Critiques

Docteure : La science versus la foi

© Danny Taillon

Après le siècle des Lumières, les révolutions industrielles et technologiques, ainsi que les découvertes scientifiques les plus récentes, force est de constater que la foi religieuse continue de rassembler de nombreux adeptes sur notre petite planète. Opposées à la science contemporaine, ces croyances millénaires semblent pour le moins critiquables aux yeux de certains, dont la docteure du titre de la pièce du Britannique Robert Icke. Ce débat renvoie à moult ramifications sociales, politiques et économiques qui sont au cœur du spectacle que met en scène Marie-Ève Milot chez Duceppe. À l’ère numérique, l’on pourrait d’emblée reconnaître la préséance de la médecine, qui sauve pratiquement des vies humaines, sur la foi, qui sauve, en théorie, les âmes, bien entendu, puisque non scientifiquement prouvé !

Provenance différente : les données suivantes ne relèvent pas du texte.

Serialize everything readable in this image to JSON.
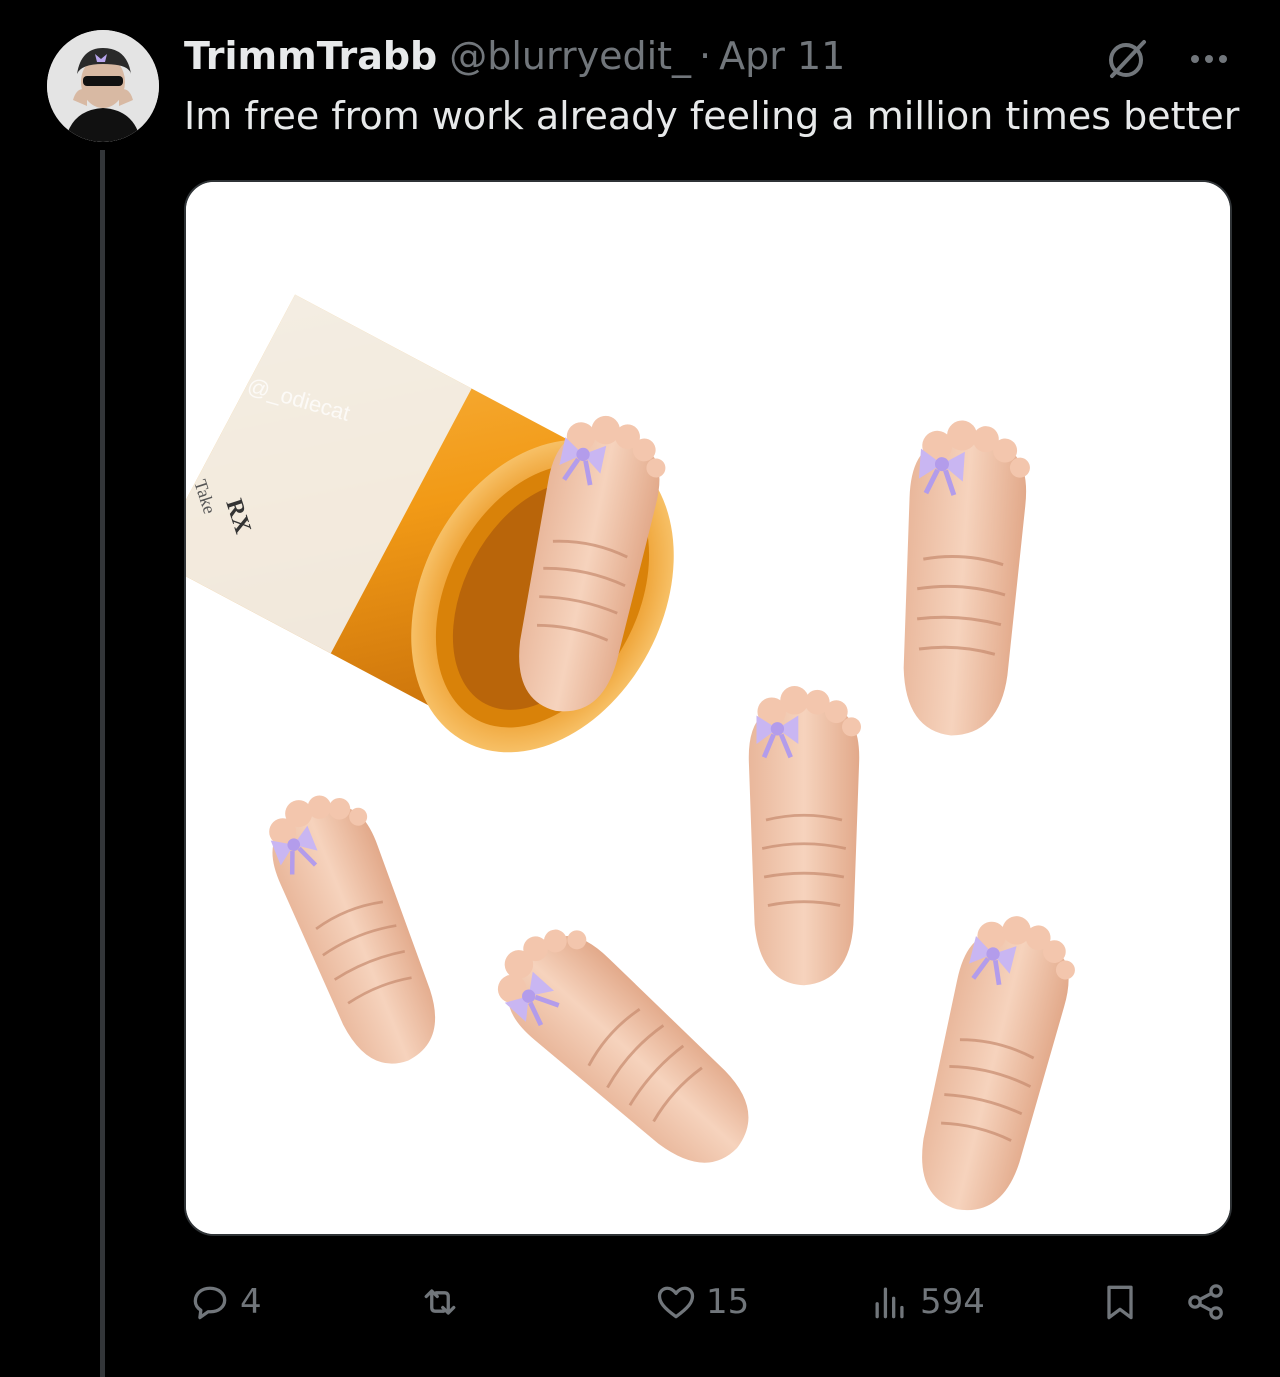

Le texte de Docteure est une mécanique brillante et bien huilée qui n’omet aucune remise en question à ce sujet. Dans le rôle-titre, Pascale Montpetit (magnifique) se retrouve involontairement au centre d’un ouragan provoqué par sa décision ferme et sans appel de ne pas laisser entrer un prêtre dans la chambre d’une jeune patiente qui n’a que quelques heures à vivre. Elle estime que la présence du prêtre ne ferait que troubler la paix de l’adolescente, qui a tenté de s’avorter elle-même, dans les quelques heures qui lui restent. Plusieurs membres de la direction de son hôpital — traitant surtout des bénéficiaires souffrant d’Alzheimer — contestent son geste. Une fuite sur les réseaux sociaux permet à des groupes de pression de s’insurger haut et fort également. La grogne gagne la rue, causant une pression insoutenable sur ladite docteure.

© Danny Taillon

Complotisme, croyances religieuses diverses, racisme, pouvoirs politiques, désinformation, violence, crises identitaires, populisme, préjugés, intolérance. Tous les ingrédients sont brassés dans cette marmite explosive maniée savamment par Marie-Ève Milot. On assiste même à une deuxième partie, construite autour d’un « débat » ou les dés sont pipés d’avance, qui fait penser à ce qui se passait dans Clandestines, écrite et mise en scène de Milot également et présentée au Théâtre d’Aujourd’hui il y a quelques mois. La surabondance de blanc sur scène, incluant les sarraus des médecins, ne fait pas oublier la cruauté et la noirceur des âmes. Dans tous les cas, il fait bon de voir chez Duceppe un tel théâtre engagé comme le voulait à l’origine son fondateur, il y a plus de 50 ans.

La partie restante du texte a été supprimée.